ところが、妻はあっけらかんとした様子で答えた。
「え?誰も私達だけで育てるなんて一言も言ってないじゃない。そりゃ、私達なんか子育てゼロ年生なんだから、ちゃんとプロの力を借りなきゃ。」
「ベビーシッターでも雇うの?」
「ううん、勿論シッターさんは最初に調べたんだけどね、毎日となるとシッターさんを確保するのが厳しくて…でも、住み込みで来てくれる良いサービスがあったのよ!ほら、このマンションでもたまに猫が二足歩行で買い物袋提げてたりベビーカー押してるの見かけるでしょう?あれ、『お手伝い猫』って言うんだけどあれなら住み込みでも来てくれるんだって!私もあなたも急に出張や残業が決まることがあるじゃない?住み込みだとその辺の心配も要らないし。何なら、あの猫さん達はちゃんと専門のトレーニングを受けて試験にも合格してんだし、私達よりも育児スキルは高そうよ。部屋もまだ1つ空いてるし、そこに住んでもらったら丁度いいわ。」
「…」
一瞬、妻は頭がおかしくなったのかと思った。僕だってメディア等で日本の労働人口減少を食い止める切り札として「お手伝いペット」なるものが誕生した事位はとうに知っている。…だけどさ、僕は正直ああいうサービスを利用している人を見て「犬猫なんかに子育てしてもらうってどうなの?我が子を動物に預ける…ってどういう神経してるの?」とあまり良い印象を抱かなかった。

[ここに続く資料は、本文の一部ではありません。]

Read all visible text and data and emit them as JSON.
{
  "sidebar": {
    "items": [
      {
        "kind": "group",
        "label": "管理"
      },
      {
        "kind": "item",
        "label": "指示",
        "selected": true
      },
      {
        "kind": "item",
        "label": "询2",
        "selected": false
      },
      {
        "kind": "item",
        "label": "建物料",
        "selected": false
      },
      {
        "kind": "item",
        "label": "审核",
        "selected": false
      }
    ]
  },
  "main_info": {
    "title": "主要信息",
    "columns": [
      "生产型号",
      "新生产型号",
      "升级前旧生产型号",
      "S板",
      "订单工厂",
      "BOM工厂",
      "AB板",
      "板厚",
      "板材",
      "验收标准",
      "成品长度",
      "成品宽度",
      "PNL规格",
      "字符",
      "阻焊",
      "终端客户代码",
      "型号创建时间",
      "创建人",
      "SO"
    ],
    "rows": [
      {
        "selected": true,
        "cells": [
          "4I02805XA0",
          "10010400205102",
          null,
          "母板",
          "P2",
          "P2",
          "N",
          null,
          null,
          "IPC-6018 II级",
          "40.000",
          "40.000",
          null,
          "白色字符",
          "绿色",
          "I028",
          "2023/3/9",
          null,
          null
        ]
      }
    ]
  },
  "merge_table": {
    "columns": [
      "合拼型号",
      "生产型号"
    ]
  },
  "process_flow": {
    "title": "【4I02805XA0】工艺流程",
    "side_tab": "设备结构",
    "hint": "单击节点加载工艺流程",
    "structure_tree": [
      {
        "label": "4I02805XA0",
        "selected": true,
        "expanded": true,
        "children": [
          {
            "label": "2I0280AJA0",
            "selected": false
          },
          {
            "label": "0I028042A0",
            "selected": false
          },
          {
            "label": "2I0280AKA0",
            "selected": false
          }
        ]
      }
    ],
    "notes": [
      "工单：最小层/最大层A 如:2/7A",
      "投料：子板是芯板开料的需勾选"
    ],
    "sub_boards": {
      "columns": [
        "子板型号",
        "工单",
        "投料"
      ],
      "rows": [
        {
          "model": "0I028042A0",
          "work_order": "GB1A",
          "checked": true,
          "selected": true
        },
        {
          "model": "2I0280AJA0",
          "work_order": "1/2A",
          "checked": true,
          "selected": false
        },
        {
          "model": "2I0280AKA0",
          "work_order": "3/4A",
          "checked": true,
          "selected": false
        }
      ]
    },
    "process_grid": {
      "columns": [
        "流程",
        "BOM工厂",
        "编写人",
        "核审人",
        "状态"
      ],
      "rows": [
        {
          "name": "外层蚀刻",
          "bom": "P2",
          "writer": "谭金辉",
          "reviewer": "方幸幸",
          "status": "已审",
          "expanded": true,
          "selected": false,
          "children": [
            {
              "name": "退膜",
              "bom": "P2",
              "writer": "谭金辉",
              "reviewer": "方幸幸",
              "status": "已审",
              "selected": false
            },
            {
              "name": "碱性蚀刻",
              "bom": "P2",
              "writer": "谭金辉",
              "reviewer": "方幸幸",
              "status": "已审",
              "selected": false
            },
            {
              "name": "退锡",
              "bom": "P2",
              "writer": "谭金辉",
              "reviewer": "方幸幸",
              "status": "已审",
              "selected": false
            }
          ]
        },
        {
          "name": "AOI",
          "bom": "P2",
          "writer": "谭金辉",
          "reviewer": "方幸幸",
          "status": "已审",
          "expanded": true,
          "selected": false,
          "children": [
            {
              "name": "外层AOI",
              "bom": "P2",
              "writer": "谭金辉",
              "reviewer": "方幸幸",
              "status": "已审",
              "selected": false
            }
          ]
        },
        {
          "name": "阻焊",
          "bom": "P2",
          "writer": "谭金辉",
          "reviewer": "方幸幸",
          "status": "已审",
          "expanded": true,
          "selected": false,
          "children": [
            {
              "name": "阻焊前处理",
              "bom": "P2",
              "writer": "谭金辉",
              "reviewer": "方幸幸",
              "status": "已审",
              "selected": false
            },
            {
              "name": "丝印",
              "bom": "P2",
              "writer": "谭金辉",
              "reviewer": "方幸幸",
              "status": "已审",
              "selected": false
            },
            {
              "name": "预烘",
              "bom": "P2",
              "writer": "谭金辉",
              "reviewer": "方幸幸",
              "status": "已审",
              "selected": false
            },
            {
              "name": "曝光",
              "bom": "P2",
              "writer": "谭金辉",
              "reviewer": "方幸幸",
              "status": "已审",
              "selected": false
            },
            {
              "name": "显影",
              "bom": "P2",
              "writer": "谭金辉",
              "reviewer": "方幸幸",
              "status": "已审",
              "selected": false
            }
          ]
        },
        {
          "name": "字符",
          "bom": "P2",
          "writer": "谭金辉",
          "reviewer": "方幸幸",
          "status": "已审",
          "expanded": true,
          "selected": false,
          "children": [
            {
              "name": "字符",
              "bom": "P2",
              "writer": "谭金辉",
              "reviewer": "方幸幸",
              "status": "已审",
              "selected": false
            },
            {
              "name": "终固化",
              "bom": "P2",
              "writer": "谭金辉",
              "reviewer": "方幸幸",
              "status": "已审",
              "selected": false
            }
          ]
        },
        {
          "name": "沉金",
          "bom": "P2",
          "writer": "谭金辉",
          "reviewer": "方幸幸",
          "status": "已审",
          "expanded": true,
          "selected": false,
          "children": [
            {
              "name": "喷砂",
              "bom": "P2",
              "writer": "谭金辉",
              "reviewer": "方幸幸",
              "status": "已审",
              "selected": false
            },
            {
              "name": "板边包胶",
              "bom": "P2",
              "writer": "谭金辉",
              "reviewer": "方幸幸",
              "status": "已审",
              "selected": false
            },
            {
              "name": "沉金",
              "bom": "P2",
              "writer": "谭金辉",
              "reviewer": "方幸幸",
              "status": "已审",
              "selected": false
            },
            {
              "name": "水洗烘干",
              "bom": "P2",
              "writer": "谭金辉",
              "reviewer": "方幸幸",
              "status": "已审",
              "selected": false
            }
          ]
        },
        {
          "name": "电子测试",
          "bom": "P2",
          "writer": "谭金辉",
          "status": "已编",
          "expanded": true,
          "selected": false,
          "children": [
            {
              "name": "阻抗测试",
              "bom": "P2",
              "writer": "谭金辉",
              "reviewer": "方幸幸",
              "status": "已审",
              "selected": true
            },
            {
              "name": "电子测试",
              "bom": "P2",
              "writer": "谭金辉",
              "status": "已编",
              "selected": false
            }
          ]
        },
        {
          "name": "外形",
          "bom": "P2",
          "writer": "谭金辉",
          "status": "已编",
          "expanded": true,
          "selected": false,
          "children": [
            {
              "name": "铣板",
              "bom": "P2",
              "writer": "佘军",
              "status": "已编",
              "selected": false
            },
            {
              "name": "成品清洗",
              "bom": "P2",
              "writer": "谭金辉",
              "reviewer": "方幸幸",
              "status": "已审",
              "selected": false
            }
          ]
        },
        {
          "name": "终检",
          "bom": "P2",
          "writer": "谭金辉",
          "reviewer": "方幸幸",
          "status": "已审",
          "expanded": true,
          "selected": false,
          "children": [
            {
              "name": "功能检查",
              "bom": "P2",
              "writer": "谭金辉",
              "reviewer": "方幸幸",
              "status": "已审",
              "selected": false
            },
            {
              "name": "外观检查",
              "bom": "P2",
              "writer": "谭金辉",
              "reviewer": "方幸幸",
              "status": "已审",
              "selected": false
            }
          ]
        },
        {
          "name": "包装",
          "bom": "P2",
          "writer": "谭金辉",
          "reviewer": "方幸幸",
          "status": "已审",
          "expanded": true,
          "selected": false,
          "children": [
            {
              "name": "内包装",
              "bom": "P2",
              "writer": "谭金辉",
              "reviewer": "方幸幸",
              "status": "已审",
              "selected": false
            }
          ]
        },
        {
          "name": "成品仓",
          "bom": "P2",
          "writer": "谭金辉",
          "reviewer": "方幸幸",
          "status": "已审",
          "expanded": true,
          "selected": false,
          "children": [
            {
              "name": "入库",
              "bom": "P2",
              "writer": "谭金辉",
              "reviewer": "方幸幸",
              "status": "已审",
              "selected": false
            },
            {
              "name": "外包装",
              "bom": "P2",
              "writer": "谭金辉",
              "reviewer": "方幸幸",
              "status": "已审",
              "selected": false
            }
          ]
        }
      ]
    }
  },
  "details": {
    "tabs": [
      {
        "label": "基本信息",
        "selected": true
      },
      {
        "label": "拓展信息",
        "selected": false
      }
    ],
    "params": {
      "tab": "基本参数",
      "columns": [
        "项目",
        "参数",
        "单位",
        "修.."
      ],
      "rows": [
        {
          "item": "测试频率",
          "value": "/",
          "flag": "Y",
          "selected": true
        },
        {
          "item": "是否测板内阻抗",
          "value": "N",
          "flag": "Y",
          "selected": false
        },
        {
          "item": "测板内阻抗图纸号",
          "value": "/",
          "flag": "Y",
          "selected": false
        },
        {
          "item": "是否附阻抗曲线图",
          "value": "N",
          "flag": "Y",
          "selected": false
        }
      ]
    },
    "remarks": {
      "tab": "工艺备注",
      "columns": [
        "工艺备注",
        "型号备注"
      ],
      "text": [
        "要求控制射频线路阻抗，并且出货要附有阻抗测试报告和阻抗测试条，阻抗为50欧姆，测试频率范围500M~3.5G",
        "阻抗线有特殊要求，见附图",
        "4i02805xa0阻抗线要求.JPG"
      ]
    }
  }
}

「うん、僕もそういう猫は見た事あるよ。でも、やっぱり動物にお願いするっていうのは…」
僕がここまで口にした瞬間、妻の目付きが変わった。
「あなたって意外と古臭い考えだったのね。政府や大手企業だって全面的に普及を後押ししてるし、動物と関わることは子どもの情緒や脳の発達にもメリットが大きい…って実証されているのに。それでもああいうのが嫌なの?」
僕はヤバいと焦った。このままでは大好きな妻に嫌われてしまう!そんな事になったら、僕はもう生きてゆけない…
「いやいや、動物に安心して家事や育児の手伝いをお願い出来るなんて、良い世の中になったよね!って言いたかったんだよ。」
「やっぱりあなたもそう思う?」
妻の機嫌はすぐに直った。頭が良い割に、この辺は単純なのが救いだ。
「じゃあ早速、明日お手伝い猫の会社に問い合わせてみるわ。もちろん役場にも行ってくるわね。そうそう、次の休みにあの男の子が保護されている施設にあなたも一緒に行ってみない?まぁ、職員さんと一緒に柱の陰からそっと覗くだけなんだけどね…もし、ご破算になった時に子どもを無駄に傷つけてしまうから、審査や受け入れた態勢が十分整うまでは面会的なものは出来ないんだって。」
「わかった。予定空けとくからまた時間とか教えてね。」
「もちのろんよ。やっぱりあなたみたいに思考が柔軟な人と結婚して正解だったわ!」
僕は、味もよく分からないまま夕食を食べ終えた。今日の妻との会話は、仕事のトラブルで徹夜した時の3倍は疲れるものだった。
まあ、なるようになるだろう-僕は頭の中でいろいろ考えている内に眠りについた。